The parent process, which typically runs as root, binds to a socket (usually port 80 or 443). It spawns children, which inherit the open file descriptor for the socket, and change uid and gid to the unprivileged user and group. The children construct a pollset of the listener file descriptors (if there is more than one listener) and watch for activity on it/them. If activity is found, the child calls accept() on the active socket and handles the connection. When it is done with that, it returns to watching the pollset (or listener file descriptor).

Since multiple children are active and they all inherited the same socket file descriptor(s), they will be watching the same pollset. An accept mutex allows only a single child to actually watch the pollset, and once that has found an active socket it will unlock the mutex so the next child can start watching the pollset. If there is only a single listener, that accept mutex is not used and all children will hang in accept().

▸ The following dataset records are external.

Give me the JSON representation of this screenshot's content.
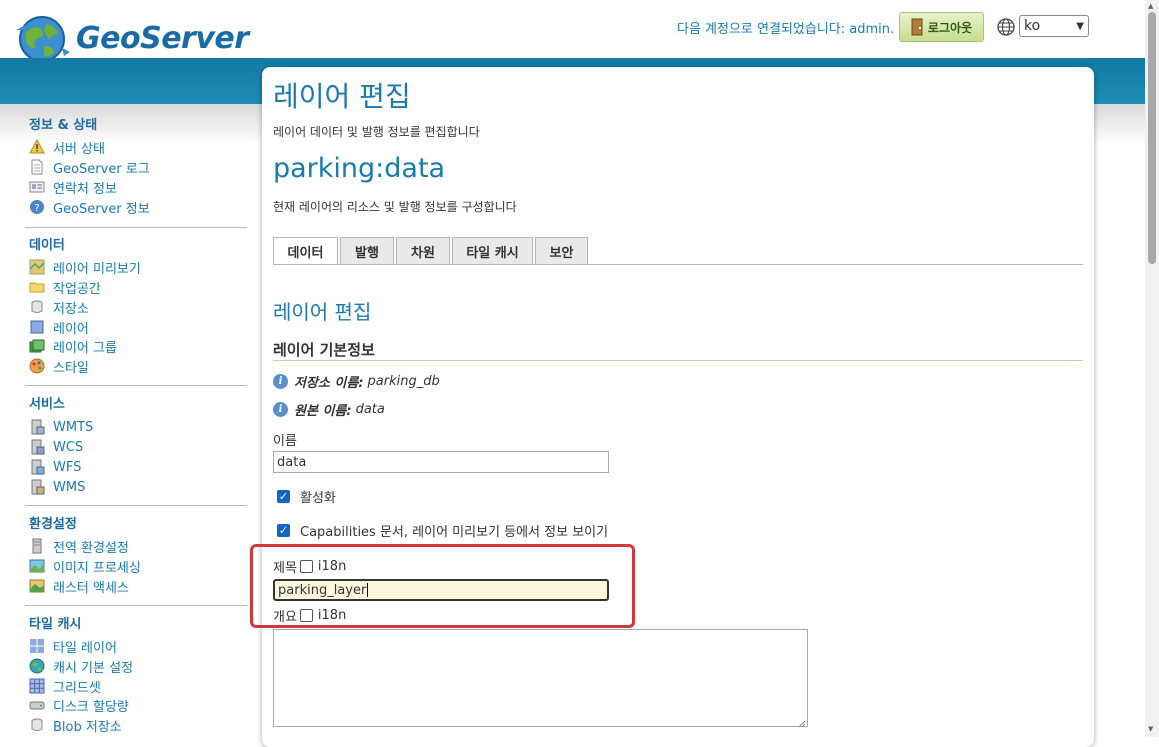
{
  "header": {
    "logo_text": "GeoServer",
    "user_info": "다음 계정으로 연결되었습니다: admin.",
    "logout_label": "로그아웃",
    "language": "ko"
  },
  "sidebar": {
    "sections": [
      {
        "title": "정보 & 상태",
        "items": [
          {
            "label": "서버 상태",
            "icon": "warning-icon"
          },
          {
            "label": "GeoServer 로그",
            "icon": "document-icon"
          },
          {
            "label": "연락처 정보",
            "icon": "contact-card-icon"
          },
          {
            "label": "GeoServer 정보",
            "icon": "help-icon"
          }
        ]
      },
      {
        "title": "데이터",
        "items": [
          {
            "label": "레이어 미리보기",
            "icon": "map-preview-icon"
          },
          {
            "label": "작업공간",
            "icon": "folder-icon"
          },
          {
            "label": "저장소",
            "icon": "database-icon"
          },
          {
            "label": "레이어",
            "icon": "layer-icon"
          },
          {
            "label": "레이어 그룹",
            "icon": "layer-group-icon"
          },
          {
            "label": "스타일",
            "icon": "palette-icon"
          }
        ]
      },
      {
        "title": "서비스",
        "items": [
          {
            "label": "WMTS",
            "icon": "server-icon"
          },
          {
            "label": "WCS",
            "icon": "server-icon"
          },
          {
            "label": "WFS",
            "icon": "server-icon"
          },
          {
            "label": "WMS",
            "icon": "server-icon"
          }
        ]
      },
      {
        "title": "환경설정",
        "items": [
          {
            "label": "전역 환경설정",
            "icon": "server-settings-icon"
          },
          {
            "label": "이미지 프로세싱",
            "icon": "image-processing-icon"
          },
          {
            "label": "래스터 액세스",
            "icon": "raster-icon"
          }
        ]
      },
      {
        "title": "타일 캐시",
        "items": [
          {
            "label": "타일 레이어",
            "icon": "tile-layer-icon"
          },
          {
            "label": "캐시 기본 설정",
            "icon": "globe-icon"
          },
          {
            "label": "그리드셋",
            "icon": "grid-icon"
          },
          {
            "label": "디스크 할당량",
            "icon": "disk-icon"
          },
          {
            "label": "Blob 저장소",
            "icon": "blob-store-icon"
          }
        ]
      }
    ]
  },
  "main": {
    "page_title": "레이어 편집",
    "page_description": "레이어 데이터 및 발행 정보를 편집합니다",
    "layer_name": "parking:data",
    "layer_description": "현재 레이어의 리소스 및 발행 정보를 구성합니다",
    "tabs": [
      {
        "label": "데이터",
        "active": true
      },
      {
        "label": "발행",
        "active": false
      },
      {
        "label": "차원",
        "active": false
      },
      {
        "label": "타일 캐시",
        "active": false
      },
      {
        "label": "보안",
        "active": false
      }
    ],
    "sub_title": "레이어 편집",
    "basic_info_heading": "레이어 기본정보",
    "store_label": "저장소 이름:",
    "store_value": "parking_db",
    "native_label": "원본 이름:",
    "native_value": "data",
    "name_label": "이름",
    "name_value": "data",
    "enabled_label": "활성화",
    "enabled_checked": true,
    "advertised_label": "Capabilities 문서, 레이어 미리보기 등에서 정보 보이기",
    "advertised_checked": true,
    "title_label": "제목",
    "title_i18n_label": "i18n",
    "title_value": "parking_layer",
    "abstract_label": "개요",
    "abstract_i18n_label": "i18n",
    "abstract_value": ""
  },
  "colors": {
    "brand_blue": "#1a7ab0",
    "header_band": "#1279a3",
    "highlight_red": "#d0383c",
    "checkbox_blue": "#1466c0"
  }
}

This is pretty much the way the code I'm looking at works, but I don't understand a few things.

1) What is the difference between a "child" and a "listener"? I thought each child is a listener, which is true for the code I'm looking at, but in Temme's description there can be "a single listener" and "children." When would a child have multiple listeners?

2) (Related to 1) Is this a per-process mutex or a system mutex? For that matter, why have a mutex? Doesn't accept(2) do its own mutex across all listeners? My research says I do need a mutex and that the mutex must be across the entire system. (flock, semaphore, etc.)

Temme goes on to say:

Children record in a shared memory area (the scoreboard) when they last served a request. Idle children may be killed by the parent process to satisfy MaxSpareServers. If too few children are idle, the parent will spawn children to satisfy MinSpareServers.

3) Is there a good reference code for this implementation (preferably in Python)? I found Perl's Net::Server::Prefork, which uses pipes instead of shared memory for the scoreboard. I found an article by Randal Schwartz which only does the preforking but doesn't do the scoreboard.

The pre-fork example from the Perl Cookbook does not have any sort of locking around select, and Chris Siebenmann's Python example says it's based on Apache but uses paired sockets for the scoreboard, not shared memory, and use the sockets for controls, include the control for a given child to 'a'ccept. This does not match the Apache description at all.

+2  A: 

In respect of (1), the listener is merely a reference to the existence of socket on which to accept connections. Since Apache can accept connections on multiple sockets at the same time, eg., 80/443, then there are multiple listener sockets. Each child process would need to listen on all of these sockets when it comes its time. Since accept() can only be done on one socket at a time, it is preceded by the poll/select so it is known on which listener socket the accept should be performed.

In respect of (2), it is a global or cross process mutex. That is, one process locking it will block out other processes trying to acquire the same lock. Although accept() will technically serialise the processes, the presence of multiple listener sockets means you cannot rely on that as you don't know before hand which socket to perform accept on. Even where a single listener socket, the reason for the accept mutex is that if there are large numbers of processes handling requests, then it could be quite expensive if operating system wakes up all processes to see which then has accept() return for it. Since Apache in prefork mode may have 100+ processes, that could cause a problem.

So, if you have only a single listener socket and know you only have a few processes wanting to do the accept() call then you can possibly do away with the cross process accept mutex.

Graham Dumpleton
Thanks Graham! I totally didn't think about how there can be multiple listeners, and how that would affect everything. My understanding is a lot clearer now, both on why the code I was using worked, and why it looked like it didn't work.